At the end of yesterday’s ride, I got caught in a Connemara squally downpour, and arrived at my Warmshowers stopover completely drenched. Kate, my host, totally unperturbed by my sodden state, greeted me with a hot drink and chocolate biscuit, introduced me to Valentin, her German AirB&B guest, and showed me the shower. In the heartland of Gaelic-speaking Ireland, I listened to Kate chatting to her 3 year old daughter in Irish, a language that had been her only toungue growing up on a remote Connemara island. She had only learned English when she started going to school at the age of 7. Now she is fluent in several languages.
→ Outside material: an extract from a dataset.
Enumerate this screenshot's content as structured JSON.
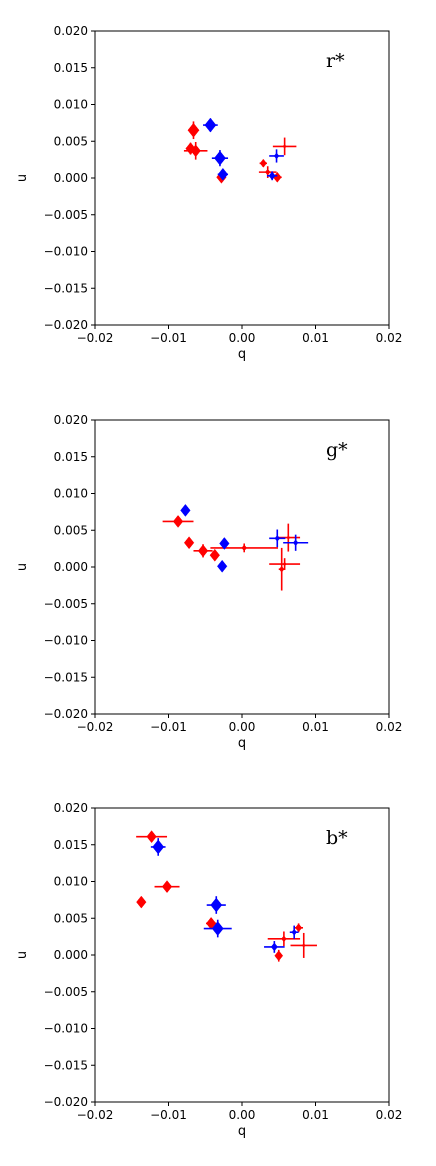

Many of the roadsigns and advertising boards are written only in Irish in these parts, and the people I mixed with in shops and pubs were all speaking their native tongue…..but it is threatened by the invasiveness of English. Simply teaching it in schools is not going preserve Irish as a working language. As few as 77,000 (2% of the population) speak the language, mostly in remote corners of the west, but importantly, non of them are monoglot….meaning they all speak fluent English as well. This could spell disaster for the local vernacular. Ireland seems to be the only country in Europe where they have adopted a foreign language as their lingua franca.
and curious about the sheep auction at Maam Cross, where farmers were everywhere with their Land rovers and trailers, a local farmer tried to sell me a couple of his lambs left over from the auction….tie ’em to the back of the boike, he suggested. ‘Tis good Oirish lamb after all.